There is a myth that the French are contemptuous of everything that the United States stands for. They might be now, seeing how how our country has sunk to Stygian depths since November 2016. But there have been many exceptions, consisting of key figures in the arts who have paid homage to American art forms. In the case of Boris Vian (1920-1959), the contributions have been in the form of music (he was a jazz trumpeter who knew Duke Ellington, Hoagie Carmichael, and Miles Davis), literature (detective and Oulipo), and translation (Raymond Chandler and sci-fi writer A. E. Van Vogt). In addition, he was a friend to the existentialist writers of the 1950s.

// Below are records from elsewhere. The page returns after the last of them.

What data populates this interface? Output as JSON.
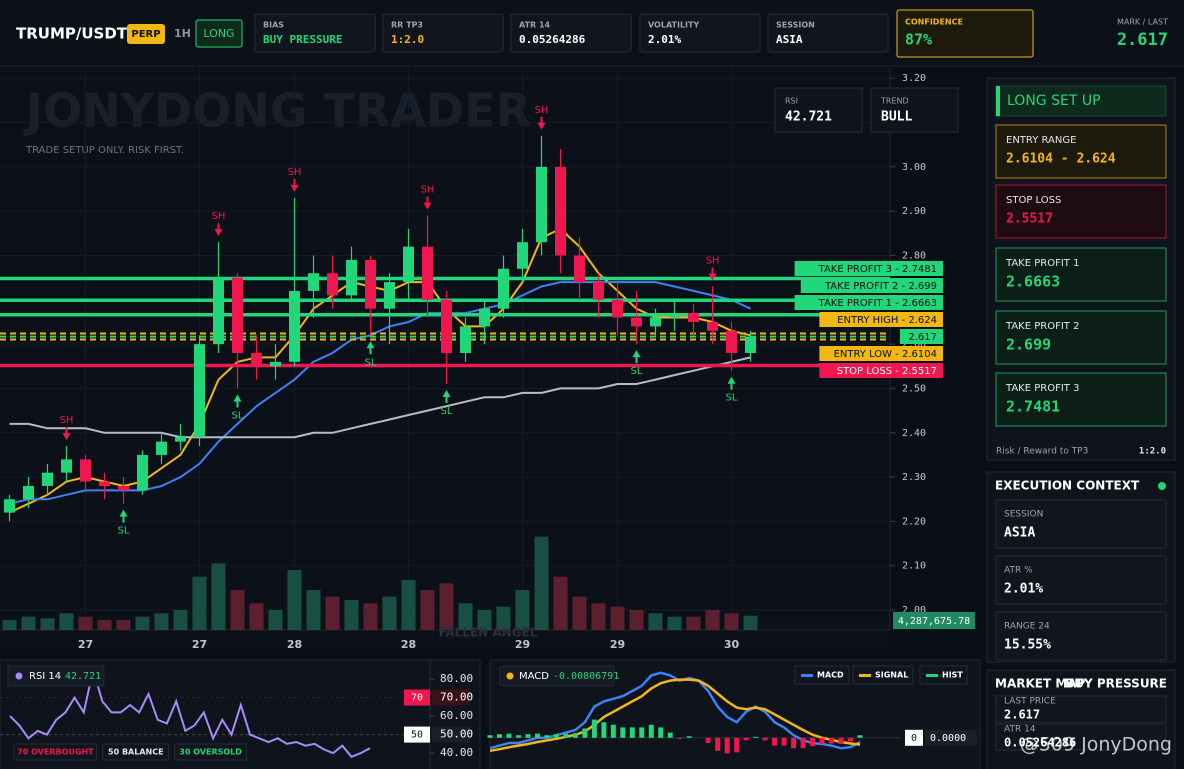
{
  "header": {
    "symbol": "TRUMP/USDT",
    "market": "PERP",
    "timeframe": "1H",
    "side": "LONG",
    "stats": [
      {
        "label": "BIAS",
        "value": "BUY PRESSURE"
      },
      {
        "label": "RR TP3",
        "value": "1:2.0"
      },
      {
        "label": "ATR 14",
        "value": "0.05264286"
      },
      {
        "label": "VOLATILITY",
        "value": "2.01%"
      },
      {
        "label": "SESSION",
        "value": "ASIA"
      },
      {
        "label": "CONFIDENCE",
        "value": "87%",
        "highlight": true
      }
    ],
    "mark_label": "MARK / LAST",
    "mark_value": "2.617"
  },
  "chart_data": [
    {
      "type": "candlestick",
      "watermark": "JONYDONG TRADER",
      "subtitle": "TRADE SETUP ONLY. RISK FIRST.",
      "footer_watermark": "FALLEN ANGEL",
      "ylim": [
        1.955,
        3.223
      ],
      "yticks": [
        {
          "value": 3.2,
          "label": "3.20"
        },
        {
          "value": 3.1,
          "label": "3.10"
        },
        {
          "value": 3.0,
          "label": "3.00"
        },
        {
          "value": 2.9,
          "label": "2.90"
        },
        {
          "value": 2.8,
          "label": "2.80"
        },
        {
          "value": 2.7,
          "label": "2.70"
        },
        {
          "value": 2.6,
          "label": "2.60"
        },
        {
          "value": 2.5,
          "label": "2.50"
        },
        {
          "value": 2.4,
          "label": "2.40"
        },
        {
          "value": 2.3,
          "label": "2.30"
        },
        {
          "value": 2.2,
          "label": "2.20"
        },
        {
          "value": 2.1,
          "label": "2.10"
        },
        {
          "value": 2.0,
          "label": "2.00"
        }
      ],
      "grid": true,
      "up_color": "#22d67a",
      "down_color": "#f0164f",
      "categories": [
        null,
        null,
        null,
        null,
        "27",
        null,
        null,
        null,
        null,
        null,
        "27",
        null,
        null,
        null,
        null,
        "28",
        null,
        null,
        null,
        null,
        null,
        "28",
        null,
        null,
        null,
        null,
        null,
        "29",
        null,
        null,
        null,
        null,
        "29",
        null,
        null,
        null,
        null,
        null,
        "30",
        null
      ],
      "candles": [
        [
          2.22,
          2.26,
          2.2,
          2.25
        ],
        [
          2.25,
          2.3,
          2.23,
          2.28
        ],
        [
          2.28,
          2.33,
          2.26,
          2.31
        ],
        [
          2.31,
          2.37,
          2.29,
          2.34
        ],
        [
          2.34,
          2.35,
          2.27,
          2.29
        ],
        [
          2.29,
          2.31,
          2.25,
          2.28
        ],
        [
          2.28,
          2.3,
          2.24,
          2.27
        ],
        [
          2.27,
          2.36,
          2.26,
          2.35
        ],
        [
          2.35,
          2.4,
          2.33,
          2.38
        ],
        [
          2.38,
          2.42,
          2.36,
          2.39
        ],
        [
          2.39,
          2.62,
          2.37,
          2.6
        ],
        [
          2.6,
          2.83,
          2.58,
          2.75
        ],
        [
          2.75,
          2.76,
          2.5,
          2.58
        ],
        [
          2.58,
          2.62,
          2.52,
          2.55
        ],
        [
          2.55,
          2.6,
          2.52,
          2.56
        ],
        [
          2.56,
          2.93,
          2.55,
          2.72
        ],
        [
          2.72,
          2.8,
          2.66,
          2.76
        ],
        [
          2.76,
          2.8,
          2.68,
          2.71
        ],
        [
          2.71,
          2.82,
          2.7,
          2.79
        ],
        [
          2.79,
          2.8,
          2.62,
          2.68
        ],
        [
          2.68,
          2.76,
          2.6,
          2.74
        ],
        [
          2.74,
          2.86,
          2.7,
          2.82
        ],
        [
          2.82,
          2.89,
          2.66,
          2.7
        ],
        [
          2.7,
          2.72,
          2.51,
          2.58
        ],
        [
          2.58,
          2.66,
          2.56,
          2.64
        ],
        [
          2.64,
          2.7,
          2.6,
          2.68
        ],
        [
          2.68,
          2.8,
          2.66,
          2.77
        ],
        [
          2.77,
          2.86,
          2.74,
          2.83
        ],
        [
          2.83,
          3.07,
          2.8,
          3.0
        ],
        [
          3.0,
          3.04,
          2.76,
          2.8
        ],
        [
          2.8,
          2.84,
          2.7,
          2.74
        ],
        [
          2.74,
          2.76,
          2.66,
          2.7
        ],
        [
          2.7,
          2.74,
          2.62,
          2.66
        ],
        [
          2.66,
          2.72,
          2.6,
          2.64
        ],
        [
          2.64,
          2.68,
          2.62,
          2.66
        ],
        [
          2.66,
          2.7,
          2.63,
          2.67
        ],
        [
          2.67,
          2.69,
          2.62,
          2.65
        ],
        [
          2.65,
          2.73,
          2.6,
          2.63
        ],
        [
          2.63,
          2.65,
          2.54,
          2.58
        ],
        [
          2.58,
          2.63,
          2.56,
          2.617
        ]
      ],
      "swings": [
        null,
        null,
        null,
        "SH",
        null,
        null,
        "SL",
        null,
        null,
        null,
        null,
        "SH",
        "SL",
        null,
        null,
        "SH",
        null,
        null,
        null,
        "SL",
        null,
        null,
        "SH",
        "SL",
        null,
        null,
        null,
        null,
        "SH",
        null,
        null,
        null,
        null,
        "SL",
        null,
        null,
        null,
        "SH",
        "SL",
        null
      ],
      "series": [
        {
          "color": "#f3b712",
          "values": [
            2.22,
            2.24,
            2.26,
            2.29,
            2.3,
            2.29,
            2.28,
            2.29,
            2.32,
            2.35,
            2.42,
            2.52,
            2.56,
            2.57,
            2.57,
            2.62,
            2.68,
            2.71,
            2.74,
            2.73,
            2.72,
            2.74,
            2.74,
            2.68,
            2.64,
            2.64,
            2.68,
            2.74,
            2.84,
            2.86,
            2.82,
            2.76,
            2.72,
            2.68,
            2.66,
            2.66,
            2.66,
            2.65,
            2.63,
            2.62
          ]
        },
        {
          "color": "#3b82f6",
          "values": [
            2.24,
            2.25,
            2.25,
            2.26,
            2.27,
            2.27,
            2.27,
            2.27,
            2.28,
            2.3,
            2.33,
            2.38,
            2.42,
            2.46,
            2.49,
            2.52,
            2.56,
            2.58,
            2.61,
            2.62,
            2.64,
            2.65,
            2.67,
            2.67,
            2.67,
            2.68,
            2.69,
            2.71,
            2.73,
            2.74,
            2.74,
            2.74,
            2.74,
            2.74,
            2.74,
            2.73,
            2.72,
            2.71,
            2.7,
            2.68
          ]
        },
        {
          "color": "#b8bcc4",
          "values": [
            2.42,
            2.42,
            2.41,
            2.41,
            2.41,
            2.4,
            2.4,
            2.4,
            2.4,
            2.39,
            2.39,
            2.39,
            2.39,
            2.39,
            2.39,
            2.39,
            2.4,
            2.4,
            2.41,
            2.42,
            2.43,
            2.44,
            2.45,
            2.46,
            2.47,
            2.48,
            2.48,
            2.49,
            2.49,
            2.5,
            2.5,
            2.5,
            2.51,
            2.51,
            2.52,
            2.53,
            2.54,
            2.55,
            2.56,
            2.57
          ]
        }
      ],
      "volume": {
        "ylim": [
          0,
          30000000
        ],
        "values": [
          3000000,
          4000000,
          3500000,
          5000000,
          4000000,
          3000000,
          3000000,
          4000000,
          5000000,
          6000000,
          16000000,
          20000000,
          12000000,
          8000000,
          6000000,
          18000000,
          12000000,
          10000000,
          9000000,
          8000000,
          10000000,
          15000000,
          12000000,
          14000000,
          8000000,
          6000000,
          7000000,
          12000000,
          28000000,
          16000000,
          10000000,
          8000000,
          7000000,
          6000000,
          5000000,
          4000000,
          4000000,
          6000000,
          5000000,
          4287675.78
        ],
        "last_value": 4287675.78,
        "last_label": "4,287,675.78"
      },
      "levels": [
        {
          "label": "TAKE PROFIT 3 - 2.7481",
          "value": 2.7481,
          "color": "#22d67a",
          "dashed": false
        },
        {
          "label": "TAKE PROFIT 2 - 2.699",
          "value": 2.699,
          "color": "#22d67a",
          "dashed": false
        },
        {
          "label": "TAKE PROFIT 1 - 2.6663",
          "value": 2.6663,
          "color": "#22d67a",
          "dashed": false
        },
        {
          "label": "ENTRY HIGH - 2.624",
          "value": 2.624,
          "color": "#f3b712",
          "dashed": true
        },
        {
          "label": "2.617",
          "value": 2.617,
          "color": "#22d67a",
          "dashed": true
        },
        {
          "label": "ENTRY LOW - 2.6104",
          "value": 2.6104,
          "color": "#f3b712",
          "dashed": true
        },
        {
          "label": "STOP LOSS - 2.5517",
          "value": 2.5517,
          "color": "#f0164f",
          "dashed": false
        }
      ],
      "indicators": [
        {
          "label": "RSI",
          "value": "42.721"
        },
        {
          "label": "TREND",
          "value": "BULL"
        }
      ]
    },
    {
      "type": "line",
      "title": "RSI 14",
      "current": 42.721,
      "ylim": [
        31.4,
        87.6
      ],
      "yticks": [
        {
          "value": 80,
          "label": "80.00"
        },
        {
          "value": 60,
          "label": "60.00"
        },
        {
          "value": 40,
          "label": "40.00"
        }
      ],
      "levels": [
        {
          "value": 70,
          "label": "70.00",
          "color": "#f0164f"
        },
        {
          "value": 50,
          "label": "50.00",
          "color": "#e6e8ec"
        }
      ],
      "legend": [
        {
          "label": "70 OVERBOUGHT",
          "color": "#f0164f"
        },
        {
          "label": "50 BALANCE",
          "color": "#e6e8ec"
        },
        {
          "label": "30 OVERSOLD",
          "color": "#22d67a"
        }
      ],
      "series": [
        {
          "color": "#a78bfa",
          "values": [
            60,
            55,
            48,
            52,
            50,
            58,
            62,
            70,
            62,
            85,
            68,
            62,
            62,
            66,
            62,
            72,
            58,
            56,
            68,
            52,
            55,
            62,
            48,
            58,
            50,
            66,
            50,
            48,
            46,
            48,
            45,
            46,
            44,
            45,
            42,
            40,
            44,
            38,
            40,
            42.721
          ]
        }
      ]
    },
    {
      "type": "macd",
      "title": "MACD",
      "current": -0.00806791,
      "ylim": [
        -0.06,
        0.14
      ],
      "zero": {
        "value": 0,
        "label": "0.0000"
      },
      "series": [
        {
          "name": "MACD",
          "color": "#3b82f6",
          "values": [
            -0.02,
            -0.015,
            -0.01,
            -0.01,
            -0.005,
            0,
            0,
            0.005,
            0.01,
            0.015,
            0.03,
            0.06,
            0.07,
            0.075,
            0.08,
            0.09,
            0.1,
            0.12,
            0.125,
            0.12,
            0.11,
            0.115,
            0.11,
            0.09,
            0.06,
            0.04,
            0.03,
            0.05,
            0.06,
            0.05,
            0.03,
            0.02,
            0.005,
            -0.005,
            -0.01,
            -0.012,
            -0.015,
            -0.02,
            -0.018,
            -0.00806791
          ]
        },
        {
          "name": "SIGNAL",
          "color": "#f3b712",
          "values": [
            -0.025,
            -0.022,
            -0.018,
            -0.015,
            -0.012,
            -0.008,
            -0.005,
            -0.002,
            0.002,
            0.006,
            0.012,
            0.025,
            0.04,
            0.05,
            0.06,
            0.07,
            0.08,
            0.095,
            0.105,
            0.11,
            0.112,
            0.112,
            0.11,
            0.1,
            0.085,
            0.07,
            0.058,
            0.055,
            0.058,
            0.055,
            0.045,
            0.035,
            0.025,
            0.015,
            0.006,
            0,
            -0.004,
            -0.008,
            -0.011,
            -0.013
          ]
        },
        {
          "name": "HIST",
          "color": "#22d67a",
          "negative_color": "#f0164f",
          "bars": true,
          "values": [
            0.005,
            0.007,
            0.008,
            0.005,
            0.007,
            0.008,
            0.005,
            0.007,
            0.008,
            0.009,
            0.018,
            0.035,
            0.03,
            0.025,
            0.02,
            0.02,
            0.02,
            0.025,
            0.02,
            0.01,
            -0.002,
            0.003,
            0,
            -0.01,
            -0.025,
            -0.03,
            -0.028,
            -0.005,
            0.002,
            -0.005,
            -0.015,
            -0.015,
            -0.02,
            -0.02,
            -0.016,
            -0.012,
            -0.011,
            -0.012,
            -0.007,
            0.005
          ]
        }
      ]
    }
  ],
  "setup": {
    "title": "LONG SET UP",
    "cards": [
      {
        "label": "ENTRY RANGE",
        "value": "2.6104 - 2.624",
        "color": "#f3b712"
      },
      {
        "label": "STOP LOSS",
        "value": "2.5517",
        "color": "#f0164f"
      },
      {
        "label": "TAKE PROFIT 1",
        "value": "2.6663",
        "color": "#22d67a"
      },
      {
        "label": "TAKE PROFIT 2",
        "value": "2.699",
        "color": "#22d67a"
      },
      {
        "label": "TAKE PROFIT 3",
        "value": "2.7481",
        "color": "#22d67a"
      }
    ],
    "rr_label": "Risk / Reward to TP3",
    "rr_value": "1:2.0"
  },
  "context": {
    "title": "EXECUTION CONTEXT",
    "items": [
      {
        "label": "SESSION",
        "value": "ASIA"
      },
      {
        "label": "ATR %",
        "value": "2.01%"
      },
      {
        "label": "RANGE 24",
        "value": "15.55%"
      }
    ]
  },
  "market_map": {
    "title": "MARKET MAP",
    "bias": "BUY PRESSURE",
    "items": [
      {
        "label": "LAST PRICE",
        "value": "2.617"
      },
      {
        "label": "ATR 14",
        "value": "0.05264286"
      }
    ]
  },
  "watermark": "@509 JonyDong"
}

I have just finished [in 2018] reading Vian’s Mood Indigo, the English title of L’écume des jours. It is an inventive work of the Oulipo school of literature. It starts out as a manic love story and becomes ever more somber and even tragic as the characters come to sad ends. It is reminiscent of works by Raymond Queneau and Georges Perec.

Boris Vian at the Trumpet

Vian died at the age of thirty-nine of a heart attack while watching the credits of a French film adaptation of his novel I Spit On Your Graves [not to be confused with the various rape revenge films released under the name of I Spit on Your Grave without the “s”]. You can see the credit sequence by clicking here. Reportedly, Vian cried out “These guys are supposed to be American? My ass!” and collapsed in his seat. He died en route to the hospital.

He had a point, it looks a lot more French than American. It’s a pity we lost him, because he was a real friend to American literature and music.

The Philosophers

Jean-Paul Sartre and Simone de Beauvoir

Just as the Second World War was ending, there was a philosophical renaissance of sorts that was born in the streets and cafés of Paris. Most associated with it are Jean-Paul Sartre, Albert Camus, and Simone de Beauvoir. Best known for her book The Second Sex, Simone de Beauvoir had written a novel about the French existentialists in 1954 called The Mandarins.

It is a classical roman à clef, in which real people appear under fictional names:

  • Jean-Paul Sartre becomes Robert Dubreuilh
  • Simone de Beauvoir becomes Anne Dubreuilh, Robert’s wife (In real life, Sartre and de Beauvoir were an unmarried couple for over fifty years)
  • Albert Camus becomes Henri Perron
  • American novelist Nelson Algren becomes Lewis Brogan

The book’s characters are deeply involved in leftist political issues without subjecting themselves to control by the Russian Politburo. Yet they find that it was easier to blow up trains and otherwise sabotage the Nazi war machine than to find a path through the messy politics of the Fourth Republic in France, particularly during the postwar political rise of Charles De Gaulle.

The Camus/Perron character struck home with me, because he is the most disaffected of the group after the war ends. As he gets pushed more and more by his friends into the messy politics of the French Republic, he becomes increasingly dispirited. This reflects his relationships with his women and his male friends.

Curiously, although Simone de Beauvoir never married and never had children, she is both married and with a troublesome daughter (Nadine) in The Mandarins. Her relationship with Sartre/Debreuilh is an open marriage, and she carries on a long affair with an American novelist, Nelson Algren/Lewis Brogan, the author of The Man with the Golden Arm.

The Mandarins is one of the best books I have read all year. I rather suspect that I will revisit the French existentialists in my reading during the months to come. Also, I have concluded that de Beauvoir is a badly underrated author considering her importance in a major twentieth century philosophical movement.